Num segundo momento da trama, depois de procurar resposta nos deuses, mas sem
sucesso, Édipo irá buscar respostas por si mesmo, sem nenhum auxílio dos deuses,
apenas com o auxílio de sua própria razão. Sob o ponto de vista do pensamento
filosófico, Édipo Rei, muito mais do que imitar a realidade, tem como objetivo criticar o
pensamento de uma época, em que a vontade dos deuses é vista como soberana e
inquestionável, cabendo a nós, meros humanos, apenas aceitá-la resignados.

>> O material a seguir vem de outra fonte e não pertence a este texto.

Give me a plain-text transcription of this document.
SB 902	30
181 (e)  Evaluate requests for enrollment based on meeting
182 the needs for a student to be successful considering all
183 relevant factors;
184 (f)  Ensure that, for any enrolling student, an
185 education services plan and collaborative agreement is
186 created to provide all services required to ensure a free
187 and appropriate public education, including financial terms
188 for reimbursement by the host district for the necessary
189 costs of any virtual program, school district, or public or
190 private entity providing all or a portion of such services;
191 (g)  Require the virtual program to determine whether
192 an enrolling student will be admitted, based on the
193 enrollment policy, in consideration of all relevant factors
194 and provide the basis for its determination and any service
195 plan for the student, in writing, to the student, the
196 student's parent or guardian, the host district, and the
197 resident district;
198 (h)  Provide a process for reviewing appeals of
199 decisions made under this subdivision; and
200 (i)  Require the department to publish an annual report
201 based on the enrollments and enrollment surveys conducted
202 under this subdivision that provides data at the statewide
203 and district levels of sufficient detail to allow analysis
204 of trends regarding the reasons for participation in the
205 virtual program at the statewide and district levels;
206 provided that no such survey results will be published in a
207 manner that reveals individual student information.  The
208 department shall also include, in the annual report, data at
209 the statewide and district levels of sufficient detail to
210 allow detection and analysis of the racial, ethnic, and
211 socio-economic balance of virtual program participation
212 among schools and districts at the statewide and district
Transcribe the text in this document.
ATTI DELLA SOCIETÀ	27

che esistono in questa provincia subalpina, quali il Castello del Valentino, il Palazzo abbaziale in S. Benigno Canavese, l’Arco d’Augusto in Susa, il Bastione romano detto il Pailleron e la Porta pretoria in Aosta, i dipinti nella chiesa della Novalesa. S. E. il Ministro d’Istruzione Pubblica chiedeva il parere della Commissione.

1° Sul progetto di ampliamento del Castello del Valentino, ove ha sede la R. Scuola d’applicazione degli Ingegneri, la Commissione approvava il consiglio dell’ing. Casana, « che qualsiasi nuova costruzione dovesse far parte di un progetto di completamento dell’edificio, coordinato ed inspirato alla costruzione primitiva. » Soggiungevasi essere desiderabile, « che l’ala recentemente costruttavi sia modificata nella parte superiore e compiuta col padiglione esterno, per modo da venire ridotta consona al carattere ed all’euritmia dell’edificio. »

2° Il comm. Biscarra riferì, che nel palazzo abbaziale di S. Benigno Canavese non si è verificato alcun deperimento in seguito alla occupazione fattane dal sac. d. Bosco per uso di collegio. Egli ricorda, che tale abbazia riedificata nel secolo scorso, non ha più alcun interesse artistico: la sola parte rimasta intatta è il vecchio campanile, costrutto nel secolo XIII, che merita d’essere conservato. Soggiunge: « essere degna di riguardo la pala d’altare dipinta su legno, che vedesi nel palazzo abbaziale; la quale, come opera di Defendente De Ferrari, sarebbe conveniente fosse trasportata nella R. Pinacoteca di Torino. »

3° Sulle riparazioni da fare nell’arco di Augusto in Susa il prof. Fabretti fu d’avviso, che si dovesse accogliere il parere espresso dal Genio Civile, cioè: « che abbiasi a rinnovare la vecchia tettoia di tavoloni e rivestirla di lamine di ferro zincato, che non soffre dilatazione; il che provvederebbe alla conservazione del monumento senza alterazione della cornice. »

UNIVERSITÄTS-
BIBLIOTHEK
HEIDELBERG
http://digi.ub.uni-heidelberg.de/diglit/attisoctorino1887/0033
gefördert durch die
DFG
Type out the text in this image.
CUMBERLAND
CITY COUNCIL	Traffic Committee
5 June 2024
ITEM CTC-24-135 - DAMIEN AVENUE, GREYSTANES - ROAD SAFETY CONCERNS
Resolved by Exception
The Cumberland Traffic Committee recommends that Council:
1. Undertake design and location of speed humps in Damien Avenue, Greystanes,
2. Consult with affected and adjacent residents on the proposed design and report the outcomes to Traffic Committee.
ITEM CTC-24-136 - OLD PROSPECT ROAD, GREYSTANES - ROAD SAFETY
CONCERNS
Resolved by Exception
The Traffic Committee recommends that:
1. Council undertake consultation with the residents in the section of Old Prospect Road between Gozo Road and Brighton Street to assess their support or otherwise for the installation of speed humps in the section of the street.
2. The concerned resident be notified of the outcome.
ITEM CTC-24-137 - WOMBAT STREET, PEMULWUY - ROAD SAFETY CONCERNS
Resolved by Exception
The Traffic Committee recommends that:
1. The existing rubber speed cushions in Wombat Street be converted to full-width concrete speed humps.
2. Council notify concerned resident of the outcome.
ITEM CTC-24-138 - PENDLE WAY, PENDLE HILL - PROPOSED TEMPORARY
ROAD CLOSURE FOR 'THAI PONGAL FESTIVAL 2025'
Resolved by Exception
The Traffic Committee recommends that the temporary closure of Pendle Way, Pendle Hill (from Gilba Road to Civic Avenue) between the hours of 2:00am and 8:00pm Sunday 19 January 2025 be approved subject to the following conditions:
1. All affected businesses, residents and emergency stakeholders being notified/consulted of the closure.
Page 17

A tragédia grega surge neste período, em que autores renomados produziram inúmeras
peças, dentre elas Édipo Rei, sendo este um divisor de águas para uma nova forma de
ver o mundo e o próprio ser humano. Neste segundo momento, Édipo Rei se apresenta
como o inquiridor, aquele que busca a “verdade” (aletheia) por meio da razão. Ele é a
representação do homem moderno, que busca o conhecimento através do método
científico e não mais através dos oráculos, ou seja, através das lentes da religião.
Ao ler a história de Édipo ficamos fascinados, pois bem no fundo nos identificamos
com o personagem. Sentimos latejar em nós as questões essenciais da existência, a luta
entre a fé e a razão, questionamos os valores sob os quais as gerações de hoje se
formatam; interrogamo-nos sobre o sentido da própria vida, comovemo-nos e então
percebemos em nosso íntimo o drama que é a nossa própria vida e desenvolvemos nossa
própria “katarsis”. É como se estivéssemos olhando para um espelho, mas esse espelho
revela além do que simplesmente a aparência externa, mas tem a capacidade de
desnudar o nosso “eu interior”, aquele que mais ninguém vê além de nós mesmos.
Como Édipo, estamos o tempo todo como que em um cabo de força, onde de um lado
encontra-se o Ethos, ou seja, o nosso livre-arbítrio e de outro está o daimón, ou seja, o
destino que insiste em nos surpreender. Seneca disse a respeito do destino: “Os fados
guiam a quem se deixar levar, e arrastam a quem resiste”.
BIBLIOGRAFIA
- SÓFOCLES. Édipo Rei. Tradução de Trajano Vieira; apresentação J. Guinsburg –
São Paulo: Perspectiva; FAPESP, 2001.
- ARISTÓTELES. Poética. Tradução Eudoro de Souza. São Paulo: Ars Poetica, 1992.